A major UK travel agency closed for business last week, cancelling all future trips, including those to Malta, with immediate notice.
Balkan Holidays announced its imminent closure on 24th April (last week), announcing that all future holidays are cancelled with immediate effect and that clients can request full refunds for their trips in due time.
The company, which was launched nearly six decades ago, offered UK holidaymakers trips to Bulgaria, Croatia, Montenegro, Slovenia, Malta and Northern Cyprus.
At its peak it served some 130,000 clients a year. However, numbers recently dwindled to some 27,000 a year, according to UK media.
This closure aligns with recent trends where people are looking towards online bookings systems more than travel agencies to get their holidays sorted. In the UK, there were over 4,200 agency shops in March 2019, but that number fell to just 3,500 by June 2023, a drop of 18 percent in the last five years.
The Balkan Holidays website listed several hotels as ‘popular summer resorts’, including Santana, IKYK, Paradise Bay Hotel and Soreda.
BusinessNow.mt reached out to these hotels to see if the travel agency’s closure would make them feel the pinch.
Santana, a hotel in Qawra, said while 60% of their bookings are still made through travel agencies – their occupancy rate is still looking excellent in the upcoming tourist-packed season.
“We’ve seen a huge increase in bookings this year, a lot of tourists are coming in, in summer and also winter. We are currently fully booked until June, and summer is already at 80 per cent occupancy,” a reservation agent at the hotel explained.

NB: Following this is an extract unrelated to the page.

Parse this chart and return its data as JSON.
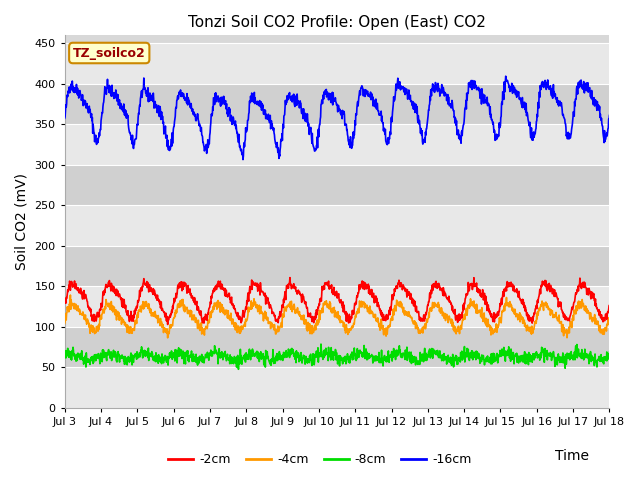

Santana, a four-star hotel, receives tourists from “Portugal all the way to Russia” and also a large number of UK tourists, and ones hailing from Asian countries like South Korea and the Phillipines.
“In the grand scheme of things, this hasn’t affected it much”.
That being said, online bookings are slowly taking over the more traditional route of using travel agents.
Last year, news that Europe’s third-largest tour operator, FTI Touristik, filed for insolvency leaving certain hotels with thousands of euro in dues from previous accommodation bills.
And while the closure of Balkan Holidays is still in early days, the pinch may be coming for those affected by its breakdown, as well as the downfall of other travel agencies.